While the planet is undoubtedly facing a number of perilous crises, it may be out of crisis itself that real action is born. As the Panel points out, it is clearer than ever that a paradigm shift is necessary to achieve truly sustainable global development, within planetary boundaries.
The 2010 Report on the Measurement of Economic Performance and Social Progress, commissioned by French President Sarkozy, echoed the current consensus among social scientists that we are mis-measuring wellbeing by using per capita GDP as our yardstick for progress. We need new indicators that tell us if we are destroying the productive base that supports our wellbeing. An immediate move could be to mobilise, and support, those organisations that are creating new development indicators, which internalise the social and environmental costs of economic growth.

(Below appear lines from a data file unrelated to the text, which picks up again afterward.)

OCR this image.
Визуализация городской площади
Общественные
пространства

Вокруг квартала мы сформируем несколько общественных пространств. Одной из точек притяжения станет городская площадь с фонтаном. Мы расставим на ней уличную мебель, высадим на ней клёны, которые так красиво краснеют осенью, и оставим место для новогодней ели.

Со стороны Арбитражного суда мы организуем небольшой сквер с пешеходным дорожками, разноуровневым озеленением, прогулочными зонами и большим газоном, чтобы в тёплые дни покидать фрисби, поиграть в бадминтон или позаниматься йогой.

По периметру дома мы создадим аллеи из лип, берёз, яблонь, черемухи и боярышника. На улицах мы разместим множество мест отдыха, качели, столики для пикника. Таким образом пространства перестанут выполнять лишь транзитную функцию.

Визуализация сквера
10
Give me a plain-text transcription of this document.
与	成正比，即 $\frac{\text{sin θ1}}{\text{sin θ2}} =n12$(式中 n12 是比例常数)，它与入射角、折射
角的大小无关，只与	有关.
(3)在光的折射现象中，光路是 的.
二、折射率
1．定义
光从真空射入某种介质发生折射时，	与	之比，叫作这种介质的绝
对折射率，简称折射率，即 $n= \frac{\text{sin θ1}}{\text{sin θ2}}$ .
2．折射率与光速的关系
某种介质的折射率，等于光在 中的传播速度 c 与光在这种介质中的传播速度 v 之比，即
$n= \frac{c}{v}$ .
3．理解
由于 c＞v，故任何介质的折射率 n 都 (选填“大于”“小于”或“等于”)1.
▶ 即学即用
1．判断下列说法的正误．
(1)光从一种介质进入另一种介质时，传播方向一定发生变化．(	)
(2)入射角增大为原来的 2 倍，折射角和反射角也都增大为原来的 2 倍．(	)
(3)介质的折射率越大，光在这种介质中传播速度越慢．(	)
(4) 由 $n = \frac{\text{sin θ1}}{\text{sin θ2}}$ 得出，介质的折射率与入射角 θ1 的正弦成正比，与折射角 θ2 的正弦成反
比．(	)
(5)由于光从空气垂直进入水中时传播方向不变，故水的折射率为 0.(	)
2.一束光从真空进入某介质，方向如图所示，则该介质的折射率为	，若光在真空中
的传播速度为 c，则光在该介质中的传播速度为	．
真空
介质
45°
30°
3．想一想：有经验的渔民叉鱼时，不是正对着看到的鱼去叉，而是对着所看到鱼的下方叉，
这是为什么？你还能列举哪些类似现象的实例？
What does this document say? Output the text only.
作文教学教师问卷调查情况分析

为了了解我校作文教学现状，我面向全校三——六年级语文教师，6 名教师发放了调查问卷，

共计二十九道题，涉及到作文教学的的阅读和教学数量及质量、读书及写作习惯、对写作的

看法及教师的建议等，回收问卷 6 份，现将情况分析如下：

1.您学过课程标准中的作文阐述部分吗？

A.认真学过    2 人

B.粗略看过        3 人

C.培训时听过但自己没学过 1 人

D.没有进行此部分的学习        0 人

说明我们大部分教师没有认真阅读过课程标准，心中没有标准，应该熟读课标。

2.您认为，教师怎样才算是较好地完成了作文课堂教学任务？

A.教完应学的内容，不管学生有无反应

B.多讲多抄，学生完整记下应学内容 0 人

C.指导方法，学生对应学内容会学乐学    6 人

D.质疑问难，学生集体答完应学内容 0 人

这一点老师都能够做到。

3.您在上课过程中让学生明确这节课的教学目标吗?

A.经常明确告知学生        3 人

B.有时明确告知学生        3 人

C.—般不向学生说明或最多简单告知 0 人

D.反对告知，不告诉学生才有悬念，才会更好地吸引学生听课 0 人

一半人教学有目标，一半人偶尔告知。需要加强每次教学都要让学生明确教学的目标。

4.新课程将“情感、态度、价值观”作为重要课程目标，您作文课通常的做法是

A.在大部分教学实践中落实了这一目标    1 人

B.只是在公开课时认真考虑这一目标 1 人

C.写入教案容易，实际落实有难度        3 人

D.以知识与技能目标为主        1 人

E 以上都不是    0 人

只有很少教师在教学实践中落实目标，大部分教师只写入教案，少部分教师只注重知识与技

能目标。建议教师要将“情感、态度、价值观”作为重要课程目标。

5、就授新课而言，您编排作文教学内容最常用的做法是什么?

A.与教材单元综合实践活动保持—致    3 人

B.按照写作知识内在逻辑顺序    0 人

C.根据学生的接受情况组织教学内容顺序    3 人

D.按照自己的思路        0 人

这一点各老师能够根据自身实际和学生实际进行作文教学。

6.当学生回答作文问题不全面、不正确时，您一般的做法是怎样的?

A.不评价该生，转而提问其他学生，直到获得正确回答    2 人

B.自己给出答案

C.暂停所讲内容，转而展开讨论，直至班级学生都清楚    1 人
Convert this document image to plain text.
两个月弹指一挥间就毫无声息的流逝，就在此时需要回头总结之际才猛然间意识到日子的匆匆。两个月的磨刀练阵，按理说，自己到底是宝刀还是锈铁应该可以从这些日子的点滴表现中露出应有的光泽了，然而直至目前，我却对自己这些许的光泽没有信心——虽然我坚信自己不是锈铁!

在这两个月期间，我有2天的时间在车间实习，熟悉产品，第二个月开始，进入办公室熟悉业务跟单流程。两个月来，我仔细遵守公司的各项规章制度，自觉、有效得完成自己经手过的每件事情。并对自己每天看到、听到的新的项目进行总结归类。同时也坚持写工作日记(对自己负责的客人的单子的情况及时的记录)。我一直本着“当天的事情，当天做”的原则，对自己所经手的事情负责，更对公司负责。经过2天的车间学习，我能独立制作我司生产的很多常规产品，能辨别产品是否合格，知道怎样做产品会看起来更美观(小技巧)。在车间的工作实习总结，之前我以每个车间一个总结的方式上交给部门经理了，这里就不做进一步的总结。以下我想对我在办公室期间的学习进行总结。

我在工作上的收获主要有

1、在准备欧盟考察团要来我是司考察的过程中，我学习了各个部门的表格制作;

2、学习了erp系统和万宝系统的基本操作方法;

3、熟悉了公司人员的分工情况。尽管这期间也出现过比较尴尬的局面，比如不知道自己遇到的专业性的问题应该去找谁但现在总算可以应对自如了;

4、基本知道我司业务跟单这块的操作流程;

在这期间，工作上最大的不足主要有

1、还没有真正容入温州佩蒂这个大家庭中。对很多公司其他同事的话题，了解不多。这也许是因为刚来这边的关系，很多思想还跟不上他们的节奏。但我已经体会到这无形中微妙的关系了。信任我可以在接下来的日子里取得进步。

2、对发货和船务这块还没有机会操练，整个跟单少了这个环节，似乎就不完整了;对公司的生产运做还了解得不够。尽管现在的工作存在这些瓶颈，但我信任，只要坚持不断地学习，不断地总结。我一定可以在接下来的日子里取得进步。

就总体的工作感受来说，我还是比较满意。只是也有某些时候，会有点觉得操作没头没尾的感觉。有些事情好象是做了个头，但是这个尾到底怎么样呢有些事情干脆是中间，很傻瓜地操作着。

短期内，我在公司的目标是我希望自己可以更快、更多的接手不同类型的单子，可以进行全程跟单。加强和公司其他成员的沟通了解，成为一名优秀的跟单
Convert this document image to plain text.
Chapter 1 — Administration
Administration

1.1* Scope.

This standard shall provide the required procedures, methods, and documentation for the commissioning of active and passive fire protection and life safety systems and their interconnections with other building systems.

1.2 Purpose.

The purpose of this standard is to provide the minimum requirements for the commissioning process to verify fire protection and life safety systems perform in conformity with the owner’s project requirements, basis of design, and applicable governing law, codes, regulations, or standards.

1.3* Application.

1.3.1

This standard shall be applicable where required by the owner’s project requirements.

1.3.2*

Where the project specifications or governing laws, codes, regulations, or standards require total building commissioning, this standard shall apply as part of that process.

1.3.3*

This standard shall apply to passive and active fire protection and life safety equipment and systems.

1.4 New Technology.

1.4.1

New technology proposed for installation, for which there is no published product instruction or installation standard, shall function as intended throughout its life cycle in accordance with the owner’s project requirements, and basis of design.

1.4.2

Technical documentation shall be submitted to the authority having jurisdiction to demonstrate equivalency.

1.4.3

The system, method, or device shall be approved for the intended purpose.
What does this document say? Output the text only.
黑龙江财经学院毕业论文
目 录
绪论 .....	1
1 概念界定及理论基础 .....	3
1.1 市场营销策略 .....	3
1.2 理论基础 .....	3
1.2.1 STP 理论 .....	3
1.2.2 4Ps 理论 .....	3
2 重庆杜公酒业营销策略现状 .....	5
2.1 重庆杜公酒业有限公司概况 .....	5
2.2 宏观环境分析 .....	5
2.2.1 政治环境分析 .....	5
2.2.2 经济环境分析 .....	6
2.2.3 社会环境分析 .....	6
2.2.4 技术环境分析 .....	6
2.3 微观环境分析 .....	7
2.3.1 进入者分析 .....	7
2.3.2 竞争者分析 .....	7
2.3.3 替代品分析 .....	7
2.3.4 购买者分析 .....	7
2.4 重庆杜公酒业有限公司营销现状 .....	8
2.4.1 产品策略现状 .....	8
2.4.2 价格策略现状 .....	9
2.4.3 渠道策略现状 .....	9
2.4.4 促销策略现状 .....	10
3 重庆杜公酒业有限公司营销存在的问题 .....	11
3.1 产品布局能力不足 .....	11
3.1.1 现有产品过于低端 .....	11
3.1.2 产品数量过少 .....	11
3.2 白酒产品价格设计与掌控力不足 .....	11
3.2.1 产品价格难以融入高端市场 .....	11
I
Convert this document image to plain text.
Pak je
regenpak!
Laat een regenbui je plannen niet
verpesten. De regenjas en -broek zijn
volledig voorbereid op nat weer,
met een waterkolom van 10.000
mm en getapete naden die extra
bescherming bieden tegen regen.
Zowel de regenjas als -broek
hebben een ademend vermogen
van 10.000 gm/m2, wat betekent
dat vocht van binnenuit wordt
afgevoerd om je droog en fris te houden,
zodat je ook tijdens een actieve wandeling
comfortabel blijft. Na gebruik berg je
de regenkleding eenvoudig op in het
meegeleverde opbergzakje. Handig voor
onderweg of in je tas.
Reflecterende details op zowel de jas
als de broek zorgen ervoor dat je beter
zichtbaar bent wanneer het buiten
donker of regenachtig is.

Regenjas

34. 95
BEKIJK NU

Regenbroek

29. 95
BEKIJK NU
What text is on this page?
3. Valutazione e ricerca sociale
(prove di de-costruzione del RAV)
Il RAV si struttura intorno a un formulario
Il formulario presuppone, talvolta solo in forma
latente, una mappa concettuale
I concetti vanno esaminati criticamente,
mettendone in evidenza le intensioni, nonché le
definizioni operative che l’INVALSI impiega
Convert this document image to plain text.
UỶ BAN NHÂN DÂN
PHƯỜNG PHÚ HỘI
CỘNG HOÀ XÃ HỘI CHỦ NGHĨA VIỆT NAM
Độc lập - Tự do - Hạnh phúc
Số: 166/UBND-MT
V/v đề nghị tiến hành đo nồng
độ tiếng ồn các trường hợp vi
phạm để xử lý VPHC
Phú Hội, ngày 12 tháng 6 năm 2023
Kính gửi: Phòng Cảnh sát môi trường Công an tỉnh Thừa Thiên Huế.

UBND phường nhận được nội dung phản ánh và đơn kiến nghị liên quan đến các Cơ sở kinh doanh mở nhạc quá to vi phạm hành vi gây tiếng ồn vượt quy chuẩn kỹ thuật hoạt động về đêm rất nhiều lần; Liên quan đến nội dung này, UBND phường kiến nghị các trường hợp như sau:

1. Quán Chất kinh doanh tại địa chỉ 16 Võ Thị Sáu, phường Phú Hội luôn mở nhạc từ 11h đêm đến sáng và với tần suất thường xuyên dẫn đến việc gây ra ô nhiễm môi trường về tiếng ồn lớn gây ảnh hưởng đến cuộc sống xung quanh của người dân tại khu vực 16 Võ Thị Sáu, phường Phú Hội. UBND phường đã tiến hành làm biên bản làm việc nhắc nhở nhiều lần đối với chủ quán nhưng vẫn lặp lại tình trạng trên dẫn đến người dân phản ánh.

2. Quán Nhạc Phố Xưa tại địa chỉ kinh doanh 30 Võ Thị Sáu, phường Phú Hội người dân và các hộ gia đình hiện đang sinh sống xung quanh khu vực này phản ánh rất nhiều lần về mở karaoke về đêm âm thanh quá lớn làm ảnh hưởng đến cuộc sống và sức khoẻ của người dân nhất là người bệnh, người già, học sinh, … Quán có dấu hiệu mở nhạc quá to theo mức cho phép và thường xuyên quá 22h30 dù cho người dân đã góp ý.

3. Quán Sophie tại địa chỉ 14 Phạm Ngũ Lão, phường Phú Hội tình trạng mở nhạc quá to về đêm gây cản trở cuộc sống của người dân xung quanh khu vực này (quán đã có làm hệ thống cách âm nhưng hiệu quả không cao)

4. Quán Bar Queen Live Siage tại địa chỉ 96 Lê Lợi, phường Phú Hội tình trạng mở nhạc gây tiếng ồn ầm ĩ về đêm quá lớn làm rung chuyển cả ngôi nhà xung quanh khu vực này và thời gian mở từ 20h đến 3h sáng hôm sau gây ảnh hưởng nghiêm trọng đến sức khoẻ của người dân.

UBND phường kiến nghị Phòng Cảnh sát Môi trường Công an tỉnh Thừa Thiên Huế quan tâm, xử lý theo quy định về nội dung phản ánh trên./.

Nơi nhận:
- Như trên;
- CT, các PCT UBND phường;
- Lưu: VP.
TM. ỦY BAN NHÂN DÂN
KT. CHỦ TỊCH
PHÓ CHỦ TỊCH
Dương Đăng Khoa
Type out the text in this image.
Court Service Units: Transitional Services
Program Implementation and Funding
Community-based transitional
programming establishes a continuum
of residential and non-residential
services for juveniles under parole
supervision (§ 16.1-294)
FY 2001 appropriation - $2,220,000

The United Nations University's International Human Dimensions Programme (UNU-IHDP), with support from UNEP, is aims to address these issues in its first Inclusive Wealth Report (IWR). The report provides a capital approach to sustainability – based on a portfolio of stocks of assets or 'wealth', including natural, produced, and human and social capital – an aims to carry out a comprehensive analysis of the different components of wealth, by country, together with their link to economic development and human wellbeing. The IWR pays particular attention to natural and human capital, and shows how to formulate policies that are based on the social management of asset portfolios.
The first IWR, which focuses on a selection of 20 countries worldwide, will be officially launched at a joint UNEP and IHDP side event at Rio+20. Preliminary findings will be presented during the Planet Under Pressure Conference in London this week. The IWR represents a crucial first step in changing the global economic paradigm, by forcing us to reassess our needs and goals as a society, and ensuring we have the correct information with which to implement and assess our economic development and improved wellbeing. It is not intended as the universal indicator for sustainability; but it does offer a rigorous framework for dialogue, with multiple constituencies representing the environmental, social and economic fields.
Our situation is critical, and, as the Panel aptly put it, 'tinkering around the margins' will no longer suffice. The call for a radical paradigm shift in the global economic system has been made once again. Our challenge now will be to follow up words and recommendations with action.